António Martinó de Azevedo Coutinho
4 – MAIS UMA ABSURDA PEIXEIRADA
Foi terrível o dia 7 de Maio, data de mais uma fase desta peixeirada gastronómica.
Então, 21 convidados especiais constituíram uma espécie de supremo tribunal sem recurso, cortando drasticamente cada uma das sete listas pré-seleccionadas, e resumindo a vinte e um (três vezes sete!) o universo dos pratos finalistas.
Preciso de respirar fundo, recuperar o ânimo quase perdido e deixar as emoções do lado para conseguir relatar o então sucedido.
Nem sei bem por onde começar...
Por exemplo, este nosso desgraçado Alentejo ficou reduzido à sua expressão mais ínfima. Isto parece-se singularmente com as eleições legislativas indígenas, onde nos impingem estrangeiros para nos representarem, como se não tivéssemos por cá produto capaz. Dos tais 12 pratos pré-seleccionados só um resistiu ao “vendaval”: a açorda.
Explicou o responsável máximo pela organização que o júri não está relacionado com regiões, o que me deixou na convicção de que devem ter sido contratados alguns apátridas para a função. Isto, só por si, dá a nota da qualidade do evento...
O cozido à portuguesa e o arroz de lampreia também foram à vida. Dos portuguesíssimos bacalhaus sobreviveram dois: em pastel e à Gomes de Sá.
O Algarve ficou limitado ao xarém com conquilhas, que todos reconhecem como um prato de há muito praticamente em vias de extinção. Em Portugal, este sistema é normal, sobretudo no futebol, quando são escolhidos para a Selecção Nacional jogadores que nem suplentes costumam ser nos seus clubes.
Um dos pratos que os especialistas mantiveram, com distinção e louvor, foi a sardinha assada. Sentindo-se na necessidade de explicar esta opção por um petisco de confecção tão simples, eles balizaram-se no forte peso da sua tradição popular. Com mil diabos, então como é que os caracóis, os tremoços, os tortulhos, os couratos, os torresmos e as pipocas ficaram de fora? – pergunto eu...
Mas o pendor pessoal mais dramático da implacável decisão datada de 7 de Maio residiu na exclusão, pura e simples, da encharcada de Santa Clara. Como poderá sobreviver-lhe a Feira local da Doçaria? Como poderá resistir a este injusto desprezo oficial a esforçada produção portalegrense de doçaria conventual, a melhor entre as melhores?
Nem sequer falo doutra injustiça similar que atingiu a sericaia de Elvas, igualmente da família próxima. A entrega integral da representação doceira conventual à concorrência -pastel de Belém (aqui haverá “cunha” presidencial!), pastel de Tentúgal e pudim do Abade de Priscos- é demasiado grave para que deixemos passar em claro esta ofensa gastronómica, mais uma, cometida contra o nosso espezinhado Norte Alentejano.

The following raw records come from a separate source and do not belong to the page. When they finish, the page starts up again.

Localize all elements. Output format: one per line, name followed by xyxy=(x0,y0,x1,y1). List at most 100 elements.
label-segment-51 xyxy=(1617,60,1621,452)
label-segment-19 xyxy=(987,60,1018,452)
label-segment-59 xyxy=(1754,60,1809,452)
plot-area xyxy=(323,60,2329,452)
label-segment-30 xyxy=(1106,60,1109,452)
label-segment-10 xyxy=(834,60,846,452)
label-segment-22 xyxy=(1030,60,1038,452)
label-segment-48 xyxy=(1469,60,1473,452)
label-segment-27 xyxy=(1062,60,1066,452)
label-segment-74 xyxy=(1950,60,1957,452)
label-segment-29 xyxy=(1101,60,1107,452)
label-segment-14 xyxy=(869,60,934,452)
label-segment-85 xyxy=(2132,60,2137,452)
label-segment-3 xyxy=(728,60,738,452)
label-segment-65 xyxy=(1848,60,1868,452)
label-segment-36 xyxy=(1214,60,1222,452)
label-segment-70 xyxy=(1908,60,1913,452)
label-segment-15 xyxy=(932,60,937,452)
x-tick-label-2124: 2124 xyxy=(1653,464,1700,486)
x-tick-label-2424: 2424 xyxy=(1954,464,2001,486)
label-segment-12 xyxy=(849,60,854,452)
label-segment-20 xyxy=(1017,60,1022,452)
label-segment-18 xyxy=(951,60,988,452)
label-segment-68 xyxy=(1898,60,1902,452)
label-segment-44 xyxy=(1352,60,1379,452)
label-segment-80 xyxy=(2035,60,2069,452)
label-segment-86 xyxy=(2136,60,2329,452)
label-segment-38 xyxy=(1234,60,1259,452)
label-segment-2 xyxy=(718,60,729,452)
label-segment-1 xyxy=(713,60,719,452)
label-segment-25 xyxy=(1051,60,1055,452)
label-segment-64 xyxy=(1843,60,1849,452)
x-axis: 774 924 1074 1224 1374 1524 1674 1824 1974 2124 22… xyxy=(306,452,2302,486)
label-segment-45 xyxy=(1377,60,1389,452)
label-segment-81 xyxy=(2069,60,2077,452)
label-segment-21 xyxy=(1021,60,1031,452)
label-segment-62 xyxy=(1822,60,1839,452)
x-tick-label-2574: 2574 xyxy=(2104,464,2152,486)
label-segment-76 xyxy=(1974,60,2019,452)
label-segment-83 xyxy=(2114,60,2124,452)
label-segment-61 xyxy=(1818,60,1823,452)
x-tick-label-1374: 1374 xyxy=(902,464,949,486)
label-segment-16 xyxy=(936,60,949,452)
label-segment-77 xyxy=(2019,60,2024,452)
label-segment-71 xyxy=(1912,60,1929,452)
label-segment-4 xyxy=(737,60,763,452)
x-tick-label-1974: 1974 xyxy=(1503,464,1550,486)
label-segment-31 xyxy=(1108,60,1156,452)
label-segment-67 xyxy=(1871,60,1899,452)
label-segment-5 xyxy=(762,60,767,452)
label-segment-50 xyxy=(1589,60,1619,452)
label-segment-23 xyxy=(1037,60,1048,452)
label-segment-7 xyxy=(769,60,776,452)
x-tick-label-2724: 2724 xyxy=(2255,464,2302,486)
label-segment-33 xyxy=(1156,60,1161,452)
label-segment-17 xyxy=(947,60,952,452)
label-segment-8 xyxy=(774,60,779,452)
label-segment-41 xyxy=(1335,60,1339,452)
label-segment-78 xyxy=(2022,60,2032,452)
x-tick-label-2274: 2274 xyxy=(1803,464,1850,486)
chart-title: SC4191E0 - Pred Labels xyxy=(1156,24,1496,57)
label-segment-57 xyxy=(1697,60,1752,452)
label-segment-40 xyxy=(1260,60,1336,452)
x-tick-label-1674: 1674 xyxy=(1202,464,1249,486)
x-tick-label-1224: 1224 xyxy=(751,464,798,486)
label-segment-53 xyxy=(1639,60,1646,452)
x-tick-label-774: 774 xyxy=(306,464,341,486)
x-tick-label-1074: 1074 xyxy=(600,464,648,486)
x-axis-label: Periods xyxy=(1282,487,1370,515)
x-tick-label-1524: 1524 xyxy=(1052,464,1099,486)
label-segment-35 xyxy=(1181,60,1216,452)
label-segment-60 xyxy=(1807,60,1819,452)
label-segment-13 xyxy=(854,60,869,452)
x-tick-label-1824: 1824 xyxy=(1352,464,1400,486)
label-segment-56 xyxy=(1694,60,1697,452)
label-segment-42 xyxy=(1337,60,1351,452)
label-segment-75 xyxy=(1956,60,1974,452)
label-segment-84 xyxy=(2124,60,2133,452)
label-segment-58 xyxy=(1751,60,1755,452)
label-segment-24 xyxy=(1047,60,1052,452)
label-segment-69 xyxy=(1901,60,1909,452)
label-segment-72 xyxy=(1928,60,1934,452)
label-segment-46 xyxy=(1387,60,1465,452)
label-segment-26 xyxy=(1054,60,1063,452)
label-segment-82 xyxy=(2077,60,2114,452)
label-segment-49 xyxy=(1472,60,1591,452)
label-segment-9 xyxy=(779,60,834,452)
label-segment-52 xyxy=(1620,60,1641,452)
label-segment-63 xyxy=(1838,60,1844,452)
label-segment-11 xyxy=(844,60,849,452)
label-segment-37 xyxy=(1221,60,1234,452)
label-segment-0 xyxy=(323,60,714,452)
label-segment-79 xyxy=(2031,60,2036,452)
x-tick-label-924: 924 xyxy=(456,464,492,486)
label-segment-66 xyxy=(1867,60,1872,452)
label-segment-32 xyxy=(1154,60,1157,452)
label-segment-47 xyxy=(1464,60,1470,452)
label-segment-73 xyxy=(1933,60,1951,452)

Aliás, as clássicas desigualdades entre o Norte e o Sul, ou entre o litoral e o interior, estão aqui bem patentes:
• 17 finalistas pertencem ao território acima do Tejo; 2 são ilhéus e, dos restantes, 1 é do Alentejo e 1 do Algarve;
• 15 finalistas tem sede no litoral; 2 ficam nas Ilhas e apenas os restantes 4 se situam no interior.
Não poderia esperar-se, portanto, uma mais perfeita reprodução do retrato sócio-económico-cultural do País real. Conclusão: nem à mesa nos safamos!
A última fase do concurso culminará em Santarém, a 7 de Setembro de 2010. Até lá, o povo é convidado a votar para eleição das 7 maravilhas da gastronomia portuguesa. Entretanto, já circula nos jornais e revistas vistosa publicidade promocional.
Mas tais alusões ficarão para o texto final desta gostosa série.